Tim pengawasan orang asing Kecamatan Entikong dan Sekayam perbatasan Indonesia-Malaysia Kabupaten Sanggau Provinsi Kalimantan Barat melaksanakan operasi gabungan dalam rangka pengawasan orang asing di daerah tersebut.

"Kami lakukan pemetaan di jalur tikus dan juga membentuk jaringan intelijen dengan masyarakat mencegah penyeludupan atau perdagangan orang," kata Kepala Imigrasi Kelas II TPI Entikong Sam Fernando, dihubungi di Entikong Sanggau, Rabu.

Disampaikan Fernando, pemetaan untuk jalan tikus atau jalur non untuk prosedural untuk mengantisipasi terjadinya keluar masuk pekerja migran Indonesia (PMI) secara ilegal mau pun orang asing dari negara luar.

Selain itu, operasi gabungan pengawasan orang asing di daerah perbatasan tersebut juga untuk menjaga stabilitas keamanan dan kepentingan nasional dari dampak negatif yang mungkin timbul akibat keberadaan dan kegiatan orang asing yang mungkin masuk ke Indonesia tanpa melalui tempat pemeriksaan Imigrasi.

"Operasi gabung itu melibatkan sejumlah pihak terkait, baik itu TNI, Polri dan pihak terkait lainnya," kata Fernando.

Terkait pengawasan orang asing, Fernando mengatakan kepada lintas instansi dengan kewenangannya masing-masing juga diberikan pemahaman mengenai kebijakan keimigrasian yaitu selective policy atau kebijakan selektif yang mengatur bahwa hanya orang-orang asing yang memberikan manfaat dan tidak membahayakan keamanan negara saja yang bisa masuk ke Indonesia.

Dijelaskan dia, hal tersebut mengacu kepada kebijakan keimigrasian terbaru sejak dikeluarkan kemudahan keimigrasian melalui Surat Edaran Ditjenim nomor IMI-0584.GR.01.01 Tahun 2022 Tentang Kemudahan Keimigrasian dalam rangka mendukung pariwisata berkelanjutan pada masa pandemi COVID-19 dan yang terakhir telah dirubah dengan Surat Edaran Ditjenim nomor IMI-0076.GR.01.01 Tahun 2023 Tentang kebijakan keimigrasian mengenai layanan visa kunjungan saat kedatangan elektronik, visa kunjungan saat kedatangan dan bebas visa kunjungan untuk mendukung pariwisata berkelanjutan pada masa pandemi COVID-19.
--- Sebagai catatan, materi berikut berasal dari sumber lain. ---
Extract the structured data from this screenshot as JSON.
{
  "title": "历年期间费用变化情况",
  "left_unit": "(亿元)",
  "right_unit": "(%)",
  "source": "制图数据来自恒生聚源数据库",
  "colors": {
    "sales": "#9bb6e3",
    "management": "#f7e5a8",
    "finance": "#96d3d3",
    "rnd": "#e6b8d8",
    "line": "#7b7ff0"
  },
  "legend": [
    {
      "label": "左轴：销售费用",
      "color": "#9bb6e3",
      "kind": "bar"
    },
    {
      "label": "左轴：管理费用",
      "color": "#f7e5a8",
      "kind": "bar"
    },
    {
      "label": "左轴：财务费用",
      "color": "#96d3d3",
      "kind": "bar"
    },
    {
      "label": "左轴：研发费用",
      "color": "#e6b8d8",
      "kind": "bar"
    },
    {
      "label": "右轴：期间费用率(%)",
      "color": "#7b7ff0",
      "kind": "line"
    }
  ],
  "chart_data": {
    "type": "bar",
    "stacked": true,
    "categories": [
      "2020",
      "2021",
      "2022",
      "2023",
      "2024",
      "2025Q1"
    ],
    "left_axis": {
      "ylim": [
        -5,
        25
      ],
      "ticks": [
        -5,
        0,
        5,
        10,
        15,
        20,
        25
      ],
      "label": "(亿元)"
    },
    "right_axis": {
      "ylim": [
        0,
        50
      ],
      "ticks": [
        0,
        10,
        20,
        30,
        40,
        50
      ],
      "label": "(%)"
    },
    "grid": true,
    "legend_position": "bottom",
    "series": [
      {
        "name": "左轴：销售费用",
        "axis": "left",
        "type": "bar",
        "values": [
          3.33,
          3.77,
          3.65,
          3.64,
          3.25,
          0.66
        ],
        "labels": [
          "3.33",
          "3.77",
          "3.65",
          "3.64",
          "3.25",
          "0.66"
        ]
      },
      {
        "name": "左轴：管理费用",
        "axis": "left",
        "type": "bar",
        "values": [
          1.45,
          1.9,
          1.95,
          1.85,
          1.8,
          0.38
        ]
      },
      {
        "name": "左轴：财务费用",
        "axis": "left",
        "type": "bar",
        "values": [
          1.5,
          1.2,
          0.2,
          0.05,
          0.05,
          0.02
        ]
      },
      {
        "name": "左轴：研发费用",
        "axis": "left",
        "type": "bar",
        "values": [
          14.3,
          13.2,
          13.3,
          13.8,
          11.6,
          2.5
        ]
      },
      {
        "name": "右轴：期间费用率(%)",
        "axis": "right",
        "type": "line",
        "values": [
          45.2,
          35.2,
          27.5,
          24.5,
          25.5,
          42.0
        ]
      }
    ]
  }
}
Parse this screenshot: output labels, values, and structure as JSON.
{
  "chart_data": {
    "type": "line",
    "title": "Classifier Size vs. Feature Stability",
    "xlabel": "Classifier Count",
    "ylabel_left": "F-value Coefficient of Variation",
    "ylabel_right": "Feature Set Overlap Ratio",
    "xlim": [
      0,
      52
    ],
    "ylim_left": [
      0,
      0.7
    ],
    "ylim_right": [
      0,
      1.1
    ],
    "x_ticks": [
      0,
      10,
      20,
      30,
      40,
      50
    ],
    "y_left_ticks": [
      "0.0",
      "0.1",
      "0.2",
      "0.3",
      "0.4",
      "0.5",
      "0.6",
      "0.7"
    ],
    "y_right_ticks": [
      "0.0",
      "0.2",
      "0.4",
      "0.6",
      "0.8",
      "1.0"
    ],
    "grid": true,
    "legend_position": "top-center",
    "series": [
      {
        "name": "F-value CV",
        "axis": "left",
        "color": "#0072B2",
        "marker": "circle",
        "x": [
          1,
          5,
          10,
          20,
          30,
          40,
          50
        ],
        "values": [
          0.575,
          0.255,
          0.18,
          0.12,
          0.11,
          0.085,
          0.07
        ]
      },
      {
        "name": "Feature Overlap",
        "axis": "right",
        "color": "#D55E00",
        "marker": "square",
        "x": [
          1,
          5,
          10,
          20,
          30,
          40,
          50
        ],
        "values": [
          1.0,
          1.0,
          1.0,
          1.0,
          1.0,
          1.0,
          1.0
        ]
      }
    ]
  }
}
Disebutkan dia, bahwa sampai saat ini telah ada 10 negara di Asean yang diberikan fasilitas bebas visa kunjungan wisata dan 89 negara yang menjadi subyek negara elektronik atau non elektronik visa kunjungan saat kedatangan.

"Untuk itu perlu dilakukan sinergi dan soliditas dalam pengawasan orang asing di Indonesia, khususnya di wilayah kerja Kantor Imigrasi Kelas II TPI Entikong yang langsung berbatasan dengan negara Malaysia," kata Fernando.

Dia berharap Sam operasi gabungan itu dapat terus meningkatkan sinergisitas dan soliditas antar instansi anggota Timpora.

Kemudian, lintas instansi dapat melakukan deteksi dini terhadap pelanggaran peraturan yang berlaku yang bisa saja terjadi terkait keberadaan orang asing atau perlintasan manusia yang non prosedural sesuai kewenangan yang diberikan oleh undang-undang kepada instansi masing-masing.

Dalam kegiatan tersebut juga dilakukan pemantauan kesiapan Pos Lintas Batas Tradisional di Bantan, sebagai kesiapan apabila nantinya perjanjian lintas batas Sosek Malindo telah diperbaharui dan diberlakukan.